Selain itu, entah dari mana Andy F Noya mendapat informasi bahwa Anies disingkirkan Jokowi, lantaran tongkat Kyai Cokro, sebuah pusaka keramat peninggalan Pangeran Diponegoro. Pusaka tersebut telah kembali, setelah menghilang, nyaris 200 tahun lamanya.
Ada semacam wahyu keprabon yang begitu dipercaya oleh pada umumnya masyarakat Jawa, bahwa barang siapa yang pertama kali memegang dan menerima pusaka itu ketika muncul kembali, maka ditakdirkan menjadi pemimpin besar di negeri ini. Ternyata, Anies-lah yang pertama kali memegang dan menerima pusaka itu.
Menurut Andy F Noya, peristiwa itulah yang membuat Jokowi tak senang, karena merasa ditelikung oleh Anies. Menelikung bagaimana? Sedangkan agenda penyerahan pusaka Kyai Cokro itu, kapan dan di mana, sudah dilaporkan Anies kepada Presiden Jokowi. Hanya saja, pada saat yang sama, presiden punya agenda kunjungan kenegaraan di tiga negara Asean.
Boleh jadi saat itu, Jokowi sebenarnya belum tahu wangsit yang berada di balik penyerahan pusaka tersebut, sehingga diwakilkan kepada Mendikbud untuk menerimanya. Sebab seandainya tahu, Jokowi pasti perintahkan rescheduling, menunggu kepulangannya dari luar negeri.
Jika cerita Andy itu benar, maka, masalahnya ialah Jokowi terlalu percaya pada wangsit itu. Sehingga, setelah tahu belakangan, barulah merasa ditelikung. Padahal, kalau dipikir-pikir, mana Anies berani. Sebagai menteri, tentu prioritasnya adalah berusaha sebaik mungkin merawat hubungannya dengan presiden Jokowi.

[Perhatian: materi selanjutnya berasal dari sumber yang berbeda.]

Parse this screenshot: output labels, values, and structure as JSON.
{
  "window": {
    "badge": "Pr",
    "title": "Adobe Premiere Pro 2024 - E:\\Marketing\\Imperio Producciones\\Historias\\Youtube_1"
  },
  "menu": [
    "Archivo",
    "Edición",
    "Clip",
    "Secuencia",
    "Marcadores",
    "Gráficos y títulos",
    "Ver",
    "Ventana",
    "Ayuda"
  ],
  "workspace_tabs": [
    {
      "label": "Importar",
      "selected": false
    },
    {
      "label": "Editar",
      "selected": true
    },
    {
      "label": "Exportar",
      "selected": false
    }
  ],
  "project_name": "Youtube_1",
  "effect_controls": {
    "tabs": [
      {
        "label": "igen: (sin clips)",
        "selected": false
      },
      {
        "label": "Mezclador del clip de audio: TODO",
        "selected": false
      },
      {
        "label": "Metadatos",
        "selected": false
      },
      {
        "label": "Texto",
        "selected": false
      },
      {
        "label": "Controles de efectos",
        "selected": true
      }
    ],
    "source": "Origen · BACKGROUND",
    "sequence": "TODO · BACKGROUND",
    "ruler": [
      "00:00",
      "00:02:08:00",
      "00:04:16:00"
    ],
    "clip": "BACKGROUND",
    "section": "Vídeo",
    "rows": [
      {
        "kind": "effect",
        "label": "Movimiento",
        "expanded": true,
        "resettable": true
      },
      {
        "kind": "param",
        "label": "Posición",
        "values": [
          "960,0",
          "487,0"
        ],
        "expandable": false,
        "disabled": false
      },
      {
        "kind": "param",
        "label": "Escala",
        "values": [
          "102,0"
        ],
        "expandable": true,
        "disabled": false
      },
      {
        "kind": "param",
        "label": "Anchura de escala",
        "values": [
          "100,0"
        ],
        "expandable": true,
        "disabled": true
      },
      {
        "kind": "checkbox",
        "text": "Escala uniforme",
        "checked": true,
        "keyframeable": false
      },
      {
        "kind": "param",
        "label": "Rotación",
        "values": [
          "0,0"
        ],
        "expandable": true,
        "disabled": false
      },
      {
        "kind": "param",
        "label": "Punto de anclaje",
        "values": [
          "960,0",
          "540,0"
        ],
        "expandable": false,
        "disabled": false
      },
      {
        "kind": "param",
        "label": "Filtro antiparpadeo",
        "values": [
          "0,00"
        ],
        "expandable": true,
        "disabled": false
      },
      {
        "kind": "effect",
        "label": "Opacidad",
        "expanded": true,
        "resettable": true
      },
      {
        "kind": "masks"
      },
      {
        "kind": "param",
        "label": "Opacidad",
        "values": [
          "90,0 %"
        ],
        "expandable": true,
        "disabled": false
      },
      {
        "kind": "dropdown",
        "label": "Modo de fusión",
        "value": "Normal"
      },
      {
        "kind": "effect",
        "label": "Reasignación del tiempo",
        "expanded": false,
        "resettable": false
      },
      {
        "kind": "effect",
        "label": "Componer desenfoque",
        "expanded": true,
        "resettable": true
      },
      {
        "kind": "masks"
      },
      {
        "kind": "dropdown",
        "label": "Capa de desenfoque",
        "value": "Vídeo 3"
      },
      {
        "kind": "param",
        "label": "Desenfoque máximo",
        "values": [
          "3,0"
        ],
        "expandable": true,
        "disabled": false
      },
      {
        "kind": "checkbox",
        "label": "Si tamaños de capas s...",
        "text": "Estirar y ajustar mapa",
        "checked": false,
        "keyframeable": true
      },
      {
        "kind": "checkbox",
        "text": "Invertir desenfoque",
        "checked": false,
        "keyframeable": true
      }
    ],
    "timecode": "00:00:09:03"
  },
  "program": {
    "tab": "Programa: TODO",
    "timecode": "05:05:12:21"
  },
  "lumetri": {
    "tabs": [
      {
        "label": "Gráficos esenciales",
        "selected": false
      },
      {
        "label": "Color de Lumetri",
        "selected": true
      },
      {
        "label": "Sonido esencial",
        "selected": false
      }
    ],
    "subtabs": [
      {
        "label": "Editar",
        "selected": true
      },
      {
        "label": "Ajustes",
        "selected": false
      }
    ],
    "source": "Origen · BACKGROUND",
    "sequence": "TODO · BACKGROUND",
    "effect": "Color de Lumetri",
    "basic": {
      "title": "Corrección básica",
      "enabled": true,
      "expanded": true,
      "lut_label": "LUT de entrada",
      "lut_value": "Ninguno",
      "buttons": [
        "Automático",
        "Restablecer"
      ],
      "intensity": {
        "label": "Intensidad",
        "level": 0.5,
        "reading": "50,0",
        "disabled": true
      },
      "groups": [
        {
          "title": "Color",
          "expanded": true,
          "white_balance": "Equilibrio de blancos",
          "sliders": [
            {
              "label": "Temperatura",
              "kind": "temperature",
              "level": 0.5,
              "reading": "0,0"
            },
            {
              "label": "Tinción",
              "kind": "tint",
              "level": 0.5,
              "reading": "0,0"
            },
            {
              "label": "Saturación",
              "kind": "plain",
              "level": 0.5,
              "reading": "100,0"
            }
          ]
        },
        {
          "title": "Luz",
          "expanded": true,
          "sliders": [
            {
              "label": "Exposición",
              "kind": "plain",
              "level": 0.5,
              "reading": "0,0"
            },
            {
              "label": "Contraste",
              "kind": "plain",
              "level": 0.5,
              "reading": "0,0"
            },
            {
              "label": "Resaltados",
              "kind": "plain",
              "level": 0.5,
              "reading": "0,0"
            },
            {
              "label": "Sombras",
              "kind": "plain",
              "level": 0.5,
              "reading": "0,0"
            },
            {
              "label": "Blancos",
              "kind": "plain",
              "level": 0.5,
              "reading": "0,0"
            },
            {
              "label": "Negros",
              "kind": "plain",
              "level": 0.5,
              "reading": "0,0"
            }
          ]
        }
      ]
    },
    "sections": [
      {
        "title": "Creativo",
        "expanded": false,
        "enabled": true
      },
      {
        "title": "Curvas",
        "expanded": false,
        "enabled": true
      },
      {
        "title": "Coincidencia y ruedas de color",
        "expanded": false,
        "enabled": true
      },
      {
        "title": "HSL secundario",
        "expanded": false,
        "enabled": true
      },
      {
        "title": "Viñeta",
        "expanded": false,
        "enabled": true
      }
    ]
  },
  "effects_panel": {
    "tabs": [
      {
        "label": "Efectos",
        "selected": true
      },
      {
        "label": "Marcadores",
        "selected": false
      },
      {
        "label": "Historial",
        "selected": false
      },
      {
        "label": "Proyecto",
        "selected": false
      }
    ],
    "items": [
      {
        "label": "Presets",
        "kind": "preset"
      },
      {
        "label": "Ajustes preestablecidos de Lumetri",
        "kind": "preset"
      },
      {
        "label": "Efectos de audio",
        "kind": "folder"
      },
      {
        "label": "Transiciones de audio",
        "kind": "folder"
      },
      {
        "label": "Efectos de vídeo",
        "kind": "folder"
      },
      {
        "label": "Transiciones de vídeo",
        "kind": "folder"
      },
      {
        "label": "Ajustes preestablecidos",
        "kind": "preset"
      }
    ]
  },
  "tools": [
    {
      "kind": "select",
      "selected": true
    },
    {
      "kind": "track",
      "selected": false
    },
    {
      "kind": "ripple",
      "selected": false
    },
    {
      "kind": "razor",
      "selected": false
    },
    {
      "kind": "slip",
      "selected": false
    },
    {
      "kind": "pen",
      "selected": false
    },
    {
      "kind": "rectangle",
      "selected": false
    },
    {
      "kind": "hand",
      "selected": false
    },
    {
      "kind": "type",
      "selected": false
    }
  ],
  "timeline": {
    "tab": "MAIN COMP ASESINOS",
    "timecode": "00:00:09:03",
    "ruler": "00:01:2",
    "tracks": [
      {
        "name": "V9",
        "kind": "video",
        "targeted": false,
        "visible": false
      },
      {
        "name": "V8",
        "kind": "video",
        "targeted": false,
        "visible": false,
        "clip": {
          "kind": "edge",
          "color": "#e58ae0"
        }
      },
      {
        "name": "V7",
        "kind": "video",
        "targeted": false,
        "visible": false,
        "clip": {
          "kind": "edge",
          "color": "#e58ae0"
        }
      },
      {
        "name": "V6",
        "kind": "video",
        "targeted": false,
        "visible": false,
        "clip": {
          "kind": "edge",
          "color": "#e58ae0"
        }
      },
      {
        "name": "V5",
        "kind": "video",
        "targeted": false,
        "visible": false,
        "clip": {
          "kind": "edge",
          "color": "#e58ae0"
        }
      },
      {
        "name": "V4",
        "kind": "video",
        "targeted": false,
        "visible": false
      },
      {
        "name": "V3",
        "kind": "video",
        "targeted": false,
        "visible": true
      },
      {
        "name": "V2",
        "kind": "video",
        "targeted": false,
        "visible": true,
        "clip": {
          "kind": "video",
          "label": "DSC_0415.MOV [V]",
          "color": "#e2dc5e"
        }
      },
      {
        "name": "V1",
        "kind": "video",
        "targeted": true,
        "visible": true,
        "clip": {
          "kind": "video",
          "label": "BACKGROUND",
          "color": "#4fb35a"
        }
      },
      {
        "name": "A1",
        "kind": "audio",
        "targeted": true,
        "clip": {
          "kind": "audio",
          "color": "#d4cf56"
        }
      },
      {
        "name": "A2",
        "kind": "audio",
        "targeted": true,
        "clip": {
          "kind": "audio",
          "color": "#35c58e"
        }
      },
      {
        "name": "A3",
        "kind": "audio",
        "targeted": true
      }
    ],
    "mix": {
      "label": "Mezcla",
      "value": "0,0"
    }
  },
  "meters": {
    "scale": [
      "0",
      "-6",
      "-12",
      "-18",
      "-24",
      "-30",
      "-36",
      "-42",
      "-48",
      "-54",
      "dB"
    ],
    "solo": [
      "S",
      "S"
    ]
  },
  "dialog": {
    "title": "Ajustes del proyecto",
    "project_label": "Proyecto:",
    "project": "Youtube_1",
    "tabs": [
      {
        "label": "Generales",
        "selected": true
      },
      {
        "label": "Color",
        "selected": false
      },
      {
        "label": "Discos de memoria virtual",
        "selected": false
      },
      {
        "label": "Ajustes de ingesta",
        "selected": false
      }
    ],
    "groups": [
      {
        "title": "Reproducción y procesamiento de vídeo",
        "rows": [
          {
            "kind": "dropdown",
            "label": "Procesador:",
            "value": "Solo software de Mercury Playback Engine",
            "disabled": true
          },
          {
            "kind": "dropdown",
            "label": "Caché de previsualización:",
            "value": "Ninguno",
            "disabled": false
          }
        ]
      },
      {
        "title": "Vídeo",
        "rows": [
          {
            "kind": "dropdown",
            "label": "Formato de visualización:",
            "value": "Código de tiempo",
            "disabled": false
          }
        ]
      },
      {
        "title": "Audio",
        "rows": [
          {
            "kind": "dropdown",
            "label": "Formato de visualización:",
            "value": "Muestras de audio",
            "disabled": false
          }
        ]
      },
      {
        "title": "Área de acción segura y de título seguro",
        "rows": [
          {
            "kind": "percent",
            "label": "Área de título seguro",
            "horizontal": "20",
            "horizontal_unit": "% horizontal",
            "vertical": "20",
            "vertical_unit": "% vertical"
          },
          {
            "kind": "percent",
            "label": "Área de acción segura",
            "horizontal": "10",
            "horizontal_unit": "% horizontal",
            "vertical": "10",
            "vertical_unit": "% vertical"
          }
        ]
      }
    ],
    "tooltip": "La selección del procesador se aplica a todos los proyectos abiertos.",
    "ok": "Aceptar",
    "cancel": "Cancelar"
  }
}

Lagi pula, Anies belum tentu mengetahui dan percaya pada wahyu keprabon di balik kemunculan Kyai Cokro. Jadi apa untungnya bagi Anies?
Tetapi sebaliknya, jika Jokowi benar-benar percaya, maka mestinya ia meniru sikap legowo seorang Ke Ageng Giring, yang mungkin saja adalah leluhurnya sendiri, begitu mengetahui degan hijau (kelapa muda hijau) yang sengaja disimpannya, telah diminum habis oleh Ki Ageng Pamanahan, pendiri Kesultanan Mataram pada pertengahan abad ke-16.
Oleh karena Ki Ageng Giring sadar akan kehendak langit, sehingga tak terbersit dalam hatinya untuk mencelakai Ki Ageng Pamanahan. Padahal, kalau mau, Ia bisa saja melakukan operasi diam-diam menumpas semua keturunan Ki Ageng Pamanahan semenjak itu.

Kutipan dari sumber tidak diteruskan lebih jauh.